I have enjoyed every blog post from you. I feel that under the autism my son would still have the same personality. My son is verbal and is considered "High Functioning" I am worried most that my son will be arrested because of his "Terrorist Threasts" or acting on a hormone impulse. I totally agree that its Bull Shit when people wouldn't change it. I have accepted my sons disabilty. I also have a typical child who is involved in all the typical things little boys do, it sucks. I see what my older son is missing. Also I am a stay at home mom because of the disabilty and financially we suffer. I am not talking about nice cars or anything fancy. But we could keep our heads above water if I could work. Nope, who would watch my child after he bolts or tells someone he is going to slice them with a chainsaw.
Also when we give birth and become parents our dreams are not AUTISM!!
Keep doing what you are doing! It is a form of free therapy for alot of us realistic parents.
I mean cmon, I want my son to have friends and not have to worry about this crap. I want to worry about the typical crap!
Thank you,
Gillys mom
Amen!! I have a husband that shush's me when we are in public & I say "she's has autism". I'm tired of people looking at me, thinking I'm a bad mom. "Kids will be kids" is the most recent comment I heard. Of course, I said "Yea, & add autism on top of it". People get very uncomfortable w/ this & I say good. I'm done tiptoeing around it & I don't care what people have to say. I'm blunt with my in-laws as they come 1X/year & offer their opinion. I cut them off just as I start to hear "You should...." My point..You keep posting, writing, "complaining"...We all need an outlet & if this is yours, then keep it up. To all those who judge, what happens if you keep it bottled up. Your son may not have a father at all!!! Plus for those of us that don't live in sugar coated lands, it is refreshing to hear what most of us think in dealing with this every day, hour, minute. You just have the courage to write it...keep it up!!
Forget what others think. Pay them no mind. They aren't worth your time. Do what's, best for your child without excuses. Your child is on a different path. Follow it with them. Days and years from now will it really matter what that judgemental person thinks? Or will it matter what you've done for your child?
I think you're speaking honestly about things that others have no idea about. They aren't raising your child. My 9 year old has severe autism...would I change that? Hell ya! Those people have not walked in our shoes. I have a son that needs 100% supervision at all time to be save, doesn't sleep, has multiple pee/poop accidents daily, and can't communicate. Why would I want accept him the way he is??? I want him to sleep, use the bathroom independently, not bolt outside or get into things while I go to the bathroom or take a shower, and be able to tell me that he loves me! I think any parent would want that.
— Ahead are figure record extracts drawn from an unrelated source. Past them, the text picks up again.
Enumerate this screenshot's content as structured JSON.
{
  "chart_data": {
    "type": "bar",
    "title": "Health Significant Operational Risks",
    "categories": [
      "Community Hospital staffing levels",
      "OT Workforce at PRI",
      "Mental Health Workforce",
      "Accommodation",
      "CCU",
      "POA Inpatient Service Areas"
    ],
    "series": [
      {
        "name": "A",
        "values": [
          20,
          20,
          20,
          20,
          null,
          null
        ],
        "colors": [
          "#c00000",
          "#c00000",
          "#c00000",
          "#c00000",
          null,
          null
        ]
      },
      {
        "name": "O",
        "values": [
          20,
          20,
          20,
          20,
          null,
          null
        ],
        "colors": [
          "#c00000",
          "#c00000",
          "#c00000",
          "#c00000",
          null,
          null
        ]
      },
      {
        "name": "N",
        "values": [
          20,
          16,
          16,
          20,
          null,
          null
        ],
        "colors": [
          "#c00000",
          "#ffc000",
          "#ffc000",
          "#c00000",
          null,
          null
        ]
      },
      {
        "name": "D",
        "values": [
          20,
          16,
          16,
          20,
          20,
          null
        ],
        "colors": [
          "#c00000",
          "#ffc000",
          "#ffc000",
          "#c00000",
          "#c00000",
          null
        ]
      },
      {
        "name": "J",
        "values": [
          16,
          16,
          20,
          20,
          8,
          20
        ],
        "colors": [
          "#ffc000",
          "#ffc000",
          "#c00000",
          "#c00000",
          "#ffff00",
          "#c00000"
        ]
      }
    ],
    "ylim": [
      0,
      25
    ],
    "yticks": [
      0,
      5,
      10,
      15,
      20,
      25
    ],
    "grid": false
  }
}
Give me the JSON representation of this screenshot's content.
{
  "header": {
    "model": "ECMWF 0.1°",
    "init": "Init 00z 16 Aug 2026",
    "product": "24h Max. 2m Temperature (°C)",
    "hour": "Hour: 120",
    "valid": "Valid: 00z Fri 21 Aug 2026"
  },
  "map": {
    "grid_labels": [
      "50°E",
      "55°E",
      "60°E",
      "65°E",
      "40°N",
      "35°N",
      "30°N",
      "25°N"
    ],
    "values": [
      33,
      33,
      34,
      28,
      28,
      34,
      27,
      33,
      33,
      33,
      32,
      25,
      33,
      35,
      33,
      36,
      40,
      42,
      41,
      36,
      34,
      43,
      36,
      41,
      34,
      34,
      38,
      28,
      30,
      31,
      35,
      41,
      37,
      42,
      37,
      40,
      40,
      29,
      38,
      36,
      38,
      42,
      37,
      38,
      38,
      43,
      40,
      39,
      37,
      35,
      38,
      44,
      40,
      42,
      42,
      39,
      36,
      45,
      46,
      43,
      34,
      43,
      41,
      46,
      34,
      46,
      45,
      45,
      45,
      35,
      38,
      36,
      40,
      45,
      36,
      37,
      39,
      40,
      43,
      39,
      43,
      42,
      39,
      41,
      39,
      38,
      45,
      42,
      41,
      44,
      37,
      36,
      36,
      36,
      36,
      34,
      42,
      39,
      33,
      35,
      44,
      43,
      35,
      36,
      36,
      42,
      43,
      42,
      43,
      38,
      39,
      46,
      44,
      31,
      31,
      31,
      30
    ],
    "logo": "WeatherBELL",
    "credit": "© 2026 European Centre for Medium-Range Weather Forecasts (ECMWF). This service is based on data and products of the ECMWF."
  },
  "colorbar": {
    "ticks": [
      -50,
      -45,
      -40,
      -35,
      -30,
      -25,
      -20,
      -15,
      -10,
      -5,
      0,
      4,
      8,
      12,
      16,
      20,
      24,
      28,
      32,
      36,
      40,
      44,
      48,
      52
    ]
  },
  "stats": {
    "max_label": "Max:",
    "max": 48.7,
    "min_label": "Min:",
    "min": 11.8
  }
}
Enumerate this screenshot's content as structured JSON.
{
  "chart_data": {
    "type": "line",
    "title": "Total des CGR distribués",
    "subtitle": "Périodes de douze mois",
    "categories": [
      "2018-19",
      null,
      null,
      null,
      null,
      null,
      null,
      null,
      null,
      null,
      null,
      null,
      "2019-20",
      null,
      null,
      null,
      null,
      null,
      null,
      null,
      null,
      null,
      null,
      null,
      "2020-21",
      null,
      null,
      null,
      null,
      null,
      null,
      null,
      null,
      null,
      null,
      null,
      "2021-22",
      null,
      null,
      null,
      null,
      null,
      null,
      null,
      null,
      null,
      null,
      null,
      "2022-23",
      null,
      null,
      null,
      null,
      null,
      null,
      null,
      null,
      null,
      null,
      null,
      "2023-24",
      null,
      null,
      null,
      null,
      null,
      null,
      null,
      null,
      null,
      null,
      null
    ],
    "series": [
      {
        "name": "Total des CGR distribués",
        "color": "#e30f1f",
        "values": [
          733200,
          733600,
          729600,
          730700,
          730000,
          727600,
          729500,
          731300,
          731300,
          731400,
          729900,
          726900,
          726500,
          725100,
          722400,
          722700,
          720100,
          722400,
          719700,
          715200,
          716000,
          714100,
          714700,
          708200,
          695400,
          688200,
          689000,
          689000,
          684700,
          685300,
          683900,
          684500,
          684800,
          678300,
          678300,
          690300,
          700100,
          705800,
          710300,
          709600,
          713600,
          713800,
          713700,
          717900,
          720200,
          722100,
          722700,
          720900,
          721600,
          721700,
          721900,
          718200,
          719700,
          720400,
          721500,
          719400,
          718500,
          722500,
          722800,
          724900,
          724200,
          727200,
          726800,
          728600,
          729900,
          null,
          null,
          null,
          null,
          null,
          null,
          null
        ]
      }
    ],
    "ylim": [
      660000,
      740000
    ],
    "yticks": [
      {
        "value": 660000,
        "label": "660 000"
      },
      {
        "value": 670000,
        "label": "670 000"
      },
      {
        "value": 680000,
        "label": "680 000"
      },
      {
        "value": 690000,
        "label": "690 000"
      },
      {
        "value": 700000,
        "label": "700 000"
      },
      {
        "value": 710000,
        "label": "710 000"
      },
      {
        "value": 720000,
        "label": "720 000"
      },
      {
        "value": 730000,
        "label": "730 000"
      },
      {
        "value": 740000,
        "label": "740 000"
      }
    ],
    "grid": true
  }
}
I love this blog. It is exactly how I feel. I hate when people tell me that Autism is a gift from God and that God never gives us more than we can handle. Wanna Bet? I love my son but I hate his Autism and I hate my life because of it. He is 17 and very severe. It is like having a two year old. It is easy for people to say positive things. They wouldn't feel that way if it was their own child.
Exposing everyday realities can only help awarness. Portraying autism as " a gift" only serves to have us spinning our tires.
Responding to the differences appropriately will give you even better traction.
Sharing is awareness. Your words are power to show all sides of autism. That is why we call autism a spectrum disorder. Noone is going to feel like you exactly or like i do with my son. I thank you for your blog so keep bloggin!!!!!!